L’Europe n’est pas définissable géographiquement.
C’est plutôt une entité sans territoire, sans frontières.
C’est presque une utopie.
Et plus exactement c’est une hétérotopie au sens de topos : la
topique, la matrice, la perspective, et non le lieu géographique. :
- Utopie : le lieu de nulle part, sans lieu
- Hétérotopie : composé de différents lieux, différentes topiques.
L’Europe n’est pas uniforme. Elle est composée de diverses cultures.
Mais elle a une ipséité, une unité grâce à un héritage civilisationnel.
L’Europe est une civilisation parce qu’elle est l’héritière d’une
anthropologie.
Son problème aujourd’hui réside dans le fait qu’elle a tendance à être
amnésique de cet héritage : elle en a oublié le testament.
- Héritage : patrimoine laissé par une personne décédée et
transmis par succession
- Testament : alliance,
Legs de principes et de projets qui doivent
permettre l’alliance des héritiers.
Les différentes cultures et peuples européens sont des héritiers.
Mais il conviendrait qu’ils aient conscience du patrimoine qu’ils ont
reçu pour en faire bon usage.
Quels sont ces biens dont nous avons hérité
1 L’anthropologie grecque du Vème siècle av.J.C.
Conception absolument neuve de l’homme.
Invention d’une anthropologie.
L’homme athénien a l’audace d’envisager qu’il n’est pas entièrement
tributaire des lois de la nature ni de celles des Dieux.
Il est sa propre production du fait qu’il est capable d’imaginer un
monde humain dont il est le thaumaturge.
Le miracle grec est contenu dans cette conception radicalement
neuve des possibilités de l’humain. L’homme, parce qu’il a été saisi
d’étonnement et d’émerveillement devant la réalité dans sa
diversité, a saisi son rôle de thaumaturge :
Enchanter la réalité par création de l’ordre humain.
Et cette création consiste à accéder à une unité grâce à la richesse de
l’altérité rencontrée, respectée, prisée même parce que c’est elle qui
ensemence la pensée.
Le monde devient intelligible à l’homme au-delà des mythes car il se
sait soudain capable par son activité théorique d’y trouver une
harmonie par réunion d’éléments disjoints.
L’univers devient humain.

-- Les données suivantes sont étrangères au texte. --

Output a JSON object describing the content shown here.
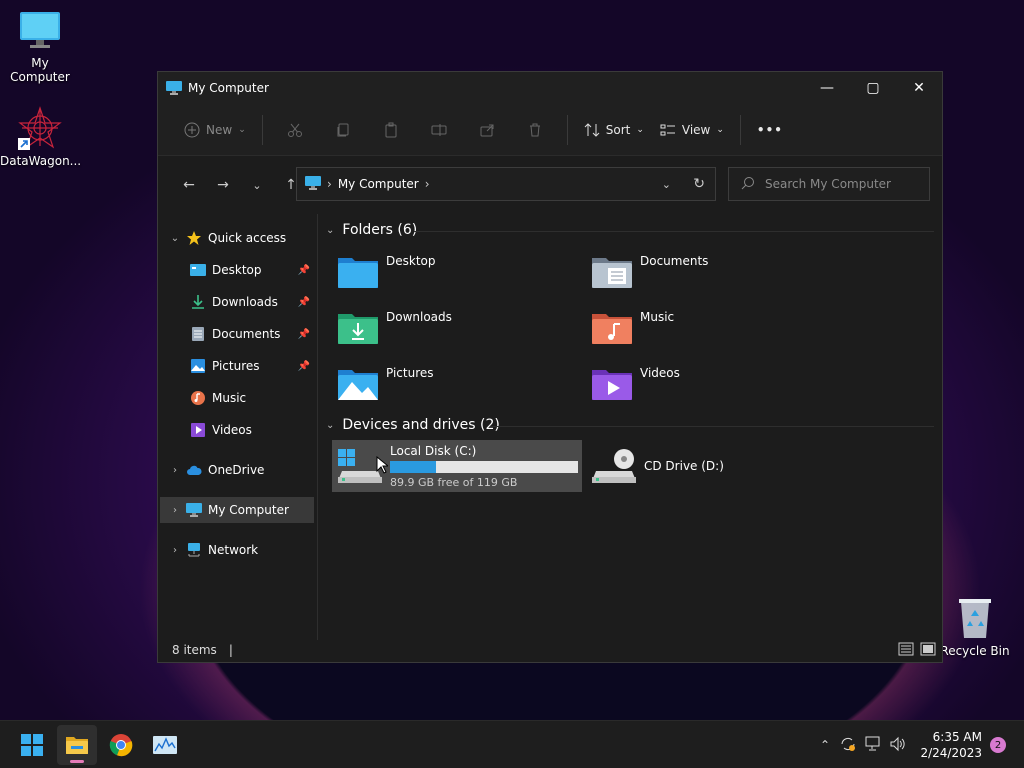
{
  "desktop": {
    "icons": [
      {
        "label": "My Computer"
      },
      {
        "label": "DataWagon..."
      },
      {
        "label": "Recycle Bin"
      }
    ]
  },
  "window": {
    "title": "My Computer",
    "toolbar": {
      "new_label": "New",
      "sort_label": "Sort",
      "view_label": "View",
      "more_label": "•••"
    },
    "address": {
      "crumb": "My Computer"
    },
    "search": {
      "placeholder": "Search My Computer"
    },
    "sidebar": {
      "quick_access": "Quick access",
      "items": [
        {
          "label": "Desktop"
        },
        {
          "label": "Downloads"
        },
        {
          "label": "Documents"
        },
        {
          "label": "Pictures"
        },
        {
          "label": "Music"
        },
        {
          "label": "Videos"
        }
      ],
      "onedrive": "OneDrive",
      "my_computer": "My Computer",
      "network": "Network"
    },
    "folders_header": "Folders (6)",
    "folders": [
      {
        "label": "Desktop"
      },
      {
        "label": "Documents"
      },
      {
        "label": "Downloads"
      },
      {
        "label": "Music"
      },
      {
        "label": "Pictures"
      },
      {
        "label": "Videos"
      }
    ],
    "drives_header": "Devices and drives (2)",
    "drives": [
      {
        "label": "Local Disk (C:)",
        "info": "89.9 GB free of 119 GB",
        "used_fraction": 0.245
      },
      {
        "label": "CD Drive (D:)"
      }
    ],
    "status": {
      "items": "8 items"
    }
  },
  "taskbar": {
    "time": "6:35 AM",
    "date": "2/24/2023",
    "notifications": "2"
  },
  "colors": {
    "accent": "#2a9ae0",
    "window_bg": "#1c1c1c",
    "selected_bg": "#393939"
  }
}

L’homme a compris qu’il avait ce génie et
cette liberté d’embrasser la diversité pour y faire sourdre l’unité.
Deux dimensions de cette anthropologie :
a) La païdeia ou l’homme artisan de lui-même : la sophistique
L’homme est la mesure de toute chose. Il est arbitre dans
l’organisation de la vie avec d’autres.
Découverte du champ artiste proposé à chacun dans la
responsabilité qu’il a de construire son propre bonheur.
Le bonheur ne relève plus du destin comme son étymologie
l’indiquerait.
Il devient à portée de main de tous grâce à l’éducation.
Education, par ailleurs, absolument requise dans cet
environnement humain qui ne doit pas se réduire à des
individualités séparées.
Elle a comme fonction d’apprendre à vivre-ensemble dans le
respect mutuel qui permet la délibération.
C’est le message que nous trouvons dans le mythe de
Protagoras :
Lorsque Prométhée vient faire l’inspection de la répartition
opérée par
Epiméthée entre les races mortelles, il constate
que l’homme est nu et sans aucune des qualités distribuées aux
autres animaux pour qu’ils puissent survivre.
Il dérobe alors le feu qui permettra à l’homme d’acquérir l’habitat, la
vêture, la culture agricole et le langage mais pas encore l’art
politique.
« Zeus alors, inquiet pour notre espèce menacée de disparaître,
envoie Hermès porter aux hommes la pudeur et la justice afin
qu’il y eu dans les villes de l’ordre et des liens créateurs
d’amitié » (Platon, Protagoras, 322 c ).
La pudeur consiste dans la maîtrise de soi et le respect des
autres.
La justice consiste dans la rectitude dans les rapports humains.
Ce qui est radicalement nouveau avec la Sophistique c’est l’idée
que le mérite peut être acquis par tous dans cette société
devenue depuis peu régie par des lois démocratiques.
B )
La démocratie délibérative
Après Solon et l’ordre social qu’il avait établi à Athènes,
Clisthène opère le saut de la démocratie délibérative.
Le vivre ensemble pour le bien commun demande d’accepter la
diversité des opinions, dans une confiance généreuse dans
l’humain parce qu’il a été capable, grâce au travail de
l’éducation, de développer en lui la pudeur et la justice.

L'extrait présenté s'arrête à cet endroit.